Bronze Star Medal (2nd award); Meritorious Service Medal (2nd award); Army Commendation Medal (7th award); Army Achievement Medal (5th award); Army Good Conduct Medal; National Defense Service Medal (2nd award); Afghanistan Campaign Medal with 2 campaign stars; Iraq Campaign Medal with campaign star; Global War on Terrorism Expeditionary Medal; Global War on Terrorism Service Medal; Korean Defense Service Medal; Armed Forces Service Medal; Humanitarian Service Medal; Military Outstanding Volunteer Service Medal; Noncommissioned Officer Professional Development Ribbon; Army Service Ribbon; Overseas Service Ribbon (4th award); NATO Medal; Meritorious Unit Commendation (3rd award) and Army Superior Unit Award.

The Army did not provide the units Ojeda served in during his career.

After retiring from the Army, Ojeda co-founded a nonprofit group that gave shoe vouchers to schoolchildren and provided meals to the poor and elderly, according to the Associated Press.

A relatively new face in politics, he lost a 2014 primary race for the U.S. House of Representatives before being elected to the West Virginia senate in 2016, the AP reported.

But before being elected in 2016, Ojeda was brutally beaten at a Sunday barbeque by a man he claimed to have known all of his life, NBC News reported May 8, 2016. Ojeda, who was beaten unconscious, said witnesses told him Jonathan Porter kicked and struck with him with brass knuckles, NBC reported.

Local police found no evidence of the weapon, but Ojeda suffered eight bone fractures and three lacerations to his face, as well as exterior swelling to his head, NBC News reported.

Porter pleaded guilty to beating Ojeda in 2016, and in 2017, a judge sentenced him to serve one to five years in prison and pay a fine of $500, according to a report by WSAZ News Channel 3.

Ojeda lost his most recent election Nov. 6, a bid for West Virginia's 3rd Congressional District in the U.S. House, according to Newsweek.

Ojeda has been a Democrat ever since he first registered to vote, but he voted for Trump in 2016 because he believed his party had "lost touch with their roots," according to the article in Newsweek.

"The Democratic Party is supposed to be the party that fights for the working class, and that's exactly what I do.
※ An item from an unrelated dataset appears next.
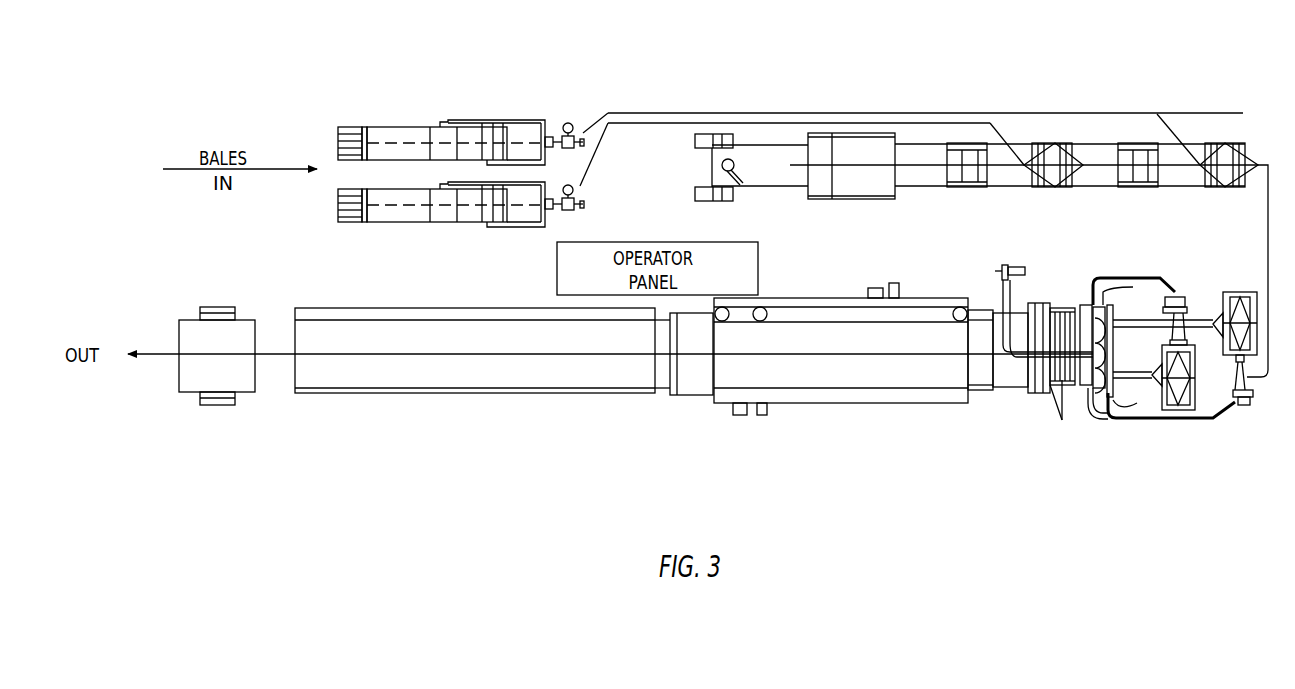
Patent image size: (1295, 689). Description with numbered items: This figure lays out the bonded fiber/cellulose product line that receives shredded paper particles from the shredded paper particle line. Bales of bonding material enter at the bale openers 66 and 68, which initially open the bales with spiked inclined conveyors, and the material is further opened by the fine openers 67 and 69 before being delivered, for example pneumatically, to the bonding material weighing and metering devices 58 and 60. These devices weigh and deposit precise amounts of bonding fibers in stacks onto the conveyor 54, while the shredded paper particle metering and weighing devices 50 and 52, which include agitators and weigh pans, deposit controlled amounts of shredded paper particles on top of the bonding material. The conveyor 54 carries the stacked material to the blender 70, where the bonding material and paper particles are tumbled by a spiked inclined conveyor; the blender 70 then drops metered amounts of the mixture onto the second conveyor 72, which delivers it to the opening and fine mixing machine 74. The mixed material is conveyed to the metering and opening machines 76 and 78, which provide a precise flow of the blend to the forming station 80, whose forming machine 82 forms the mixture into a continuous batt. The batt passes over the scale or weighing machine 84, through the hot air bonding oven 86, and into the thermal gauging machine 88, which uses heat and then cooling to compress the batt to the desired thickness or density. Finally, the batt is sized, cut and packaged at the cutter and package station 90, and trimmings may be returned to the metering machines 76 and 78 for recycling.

I will stand with unions wholeheartedly, and that's the problem -- the Democratic Party wants to say that, but their actions do not mirror that," Ojeda said, according to the Newsweek report.
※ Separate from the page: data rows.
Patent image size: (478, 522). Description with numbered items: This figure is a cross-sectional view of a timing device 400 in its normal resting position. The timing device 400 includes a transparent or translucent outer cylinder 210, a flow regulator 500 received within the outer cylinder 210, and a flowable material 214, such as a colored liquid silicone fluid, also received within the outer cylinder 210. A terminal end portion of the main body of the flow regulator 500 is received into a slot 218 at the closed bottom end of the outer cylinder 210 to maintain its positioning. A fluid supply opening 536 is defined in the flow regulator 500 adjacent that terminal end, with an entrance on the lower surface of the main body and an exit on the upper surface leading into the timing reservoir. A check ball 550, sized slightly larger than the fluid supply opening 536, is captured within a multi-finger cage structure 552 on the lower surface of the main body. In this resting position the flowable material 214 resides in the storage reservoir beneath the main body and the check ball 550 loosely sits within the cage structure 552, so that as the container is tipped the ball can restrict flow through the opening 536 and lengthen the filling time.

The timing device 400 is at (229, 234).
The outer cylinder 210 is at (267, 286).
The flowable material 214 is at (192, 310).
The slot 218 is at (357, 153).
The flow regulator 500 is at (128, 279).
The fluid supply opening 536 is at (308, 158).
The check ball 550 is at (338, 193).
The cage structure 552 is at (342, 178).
Ojeda told Politico Magazine in March that he now regrets voting for Trump "because he hasn't done s---."

Ojeda earned a bachelor's degree in general education from West Virginia State University in 1997, and a master's in business and organizational security from Weber University in 2010, according to Votesmart.org.

Ojeda's favorite books are "Blood on the Risers: An Airborne Soldier's Thirty-five Months in Vietnam: by John Lepplemann, "Biggest Brother: The Life Of Major Dick Winters, The Man Who Led The Band of Brothers" by Larry Alexander and "About Face: The Odyssey of an American Warrior" by Col. David Hackworth, according to Votesmart.org.

His favorite movies, according to the site, are "Saving Private Ryan," "Glory,"" Hamburger Hill," "Black Hawk Down," "Platoon," and " Stalag 17."

And Ojeda's favorite quote, according to Votesmart.org, is "Lead, follow or get the hell out of the way!"